Broader Advocacy from Other Bereaved Families
The push for stronger accountability resonates with other families who have lost loved ones due to systemic failures. Ricky Gray, whose brother Shaun died in 2014 in a Palmerston North Hospital mental‑health ward, referenced a coroner’s report that deemed Shaun’s death preventable and issued recommendations on patient assessments, staff training, and oversight. Gray observed that many of those recommendations echoed earlier inquests, yet were repeatedly ignored or never received by the responsible organisations. He advocated for a model where agencies must report back to the justice system or coroners, explaining how they implemented each suggestion, and suggested that non‑compliance could attract fines in a corporate context.
Experts’ Views on Implementing Recommendations
Moira Macnab, a retired lawyer with extensive inquest experience, supported the idea of greater transparency, noting that similar recommendations often surface across different hospitals and sectors.

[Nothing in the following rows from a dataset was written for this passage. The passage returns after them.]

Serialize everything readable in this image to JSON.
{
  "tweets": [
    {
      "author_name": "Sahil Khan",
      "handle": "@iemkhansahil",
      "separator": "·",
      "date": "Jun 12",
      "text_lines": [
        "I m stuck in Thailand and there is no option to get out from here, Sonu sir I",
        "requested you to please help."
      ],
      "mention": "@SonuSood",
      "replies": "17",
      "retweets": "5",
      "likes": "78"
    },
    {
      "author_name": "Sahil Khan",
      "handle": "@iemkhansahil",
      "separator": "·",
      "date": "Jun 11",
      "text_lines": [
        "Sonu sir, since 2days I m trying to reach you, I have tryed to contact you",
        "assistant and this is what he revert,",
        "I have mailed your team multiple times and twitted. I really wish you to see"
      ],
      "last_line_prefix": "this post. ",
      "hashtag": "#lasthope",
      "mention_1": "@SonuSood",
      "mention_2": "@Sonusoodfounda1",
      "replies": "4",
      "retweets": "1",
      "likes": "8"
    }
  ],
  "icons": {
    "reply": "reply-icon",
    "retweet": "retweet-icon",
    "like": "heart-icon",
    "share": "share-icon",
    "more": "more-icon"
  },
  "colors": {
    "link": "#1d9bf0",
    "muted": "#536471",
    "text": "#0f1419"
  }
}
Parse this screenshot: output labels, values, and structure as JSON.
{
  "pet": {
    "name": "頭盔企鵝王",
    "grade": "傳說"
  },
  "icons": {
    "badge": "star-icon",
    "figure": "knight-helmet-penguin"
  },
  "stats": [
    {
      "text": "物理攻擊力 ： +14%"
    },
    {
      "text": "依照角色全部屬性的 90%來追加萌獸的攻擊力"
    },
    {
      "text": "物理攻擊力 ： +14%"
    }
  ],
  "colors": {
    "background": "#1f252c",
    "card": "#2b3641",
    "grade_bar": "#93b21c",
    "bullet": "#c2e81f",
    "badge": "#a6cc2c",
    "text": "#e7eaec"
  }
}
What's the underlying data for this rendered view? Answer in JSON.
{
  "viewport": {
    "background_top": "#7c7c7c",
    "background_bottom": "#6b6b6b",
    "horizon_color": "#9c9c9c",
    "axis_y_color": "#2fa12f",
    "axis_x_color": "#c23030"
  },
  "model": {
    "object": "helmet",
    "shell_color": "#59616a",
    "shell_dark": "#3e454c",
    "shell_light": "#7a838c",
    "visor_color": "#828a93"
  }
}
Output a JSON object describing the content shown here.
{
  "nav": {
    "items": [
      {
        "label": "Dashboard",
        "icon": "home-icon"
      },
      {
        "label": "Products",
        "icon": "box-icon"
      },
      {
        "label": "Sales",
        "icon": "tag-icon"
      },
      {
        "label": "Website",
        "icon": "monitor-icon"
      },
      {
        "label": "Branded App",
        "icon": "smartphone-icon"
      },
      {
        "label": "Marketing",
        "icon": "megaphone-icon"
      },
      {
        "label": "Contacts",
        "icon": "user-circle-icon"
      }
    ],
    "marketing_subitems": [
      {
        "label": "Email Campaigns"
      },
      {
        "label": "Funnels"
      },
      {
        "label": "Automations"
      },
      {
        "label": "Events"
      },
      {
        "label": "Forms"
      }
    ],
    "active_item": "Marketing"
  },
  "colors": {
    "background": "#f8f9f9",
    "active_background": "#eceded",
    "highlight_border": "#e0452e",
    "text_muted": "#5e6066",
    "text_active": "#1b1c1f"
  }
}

She believed a modest oversight function—perhaps a single officer tasked with verifying that key recommendations had been acted upon—could suffice, arguing that the mere prospect of follow‑up would motivate organisations to make changes. Macnab emphasized that the coroner’s existing practice of sending recommendations to the concerned parties for comment already creates a feedback loop, but that loop lacks enforceability. She contended that a light‑touch, cost‑effective monitoring scheme could close that gap without burdening agencies with bureaucratic excess.
Government Position on Enforceability
Associate Justice Minister Nicole McKee clarified that the Ministry of Justice has no current plans to amend the process by which agencies respond to coroner recommendations. She stated that each organisation determines its own approach to handling such advice, acknowledging that not every recommendation will be practicable or cost‑effective. Consequently, there is no blanket requirement for agencies to adopt or justify their responses to coroner findings. McKee’s stance leaves the onus on individual sectors—transport, health, and others—to self‑regulate, relying on voluntary compliance and public pressure rather than statutory mandates.
Conclusion and Outlook
The coroner’s finding that cardan‑shaft parking brakes are intrinsically hazardous has sparked a broader conversation about how societies translate investigative insights into concrete safety improvements. While Selwyn Rabbits and allies like Ricky Gray demand transparent registers and enforceable responses, agencies such as NZTA maintain that existing guidance, education, and labelling are sufficient when protocols are followed. Experts suggest that a modest, dedicated oversight mechanism could improve adherence without imposing prohibitive costs. Until legislative or policy changes occur, the effectiveness of coroner recommendations will continue to depend on the willingness of individual organisations to act, the vigilance of affected families, and the public’s capacity to hold institutions accountable. The outcome of this tension will shape not only the future of heavy‑machinery safety but also the broader culture of learning from preventable deaths across New Zealand.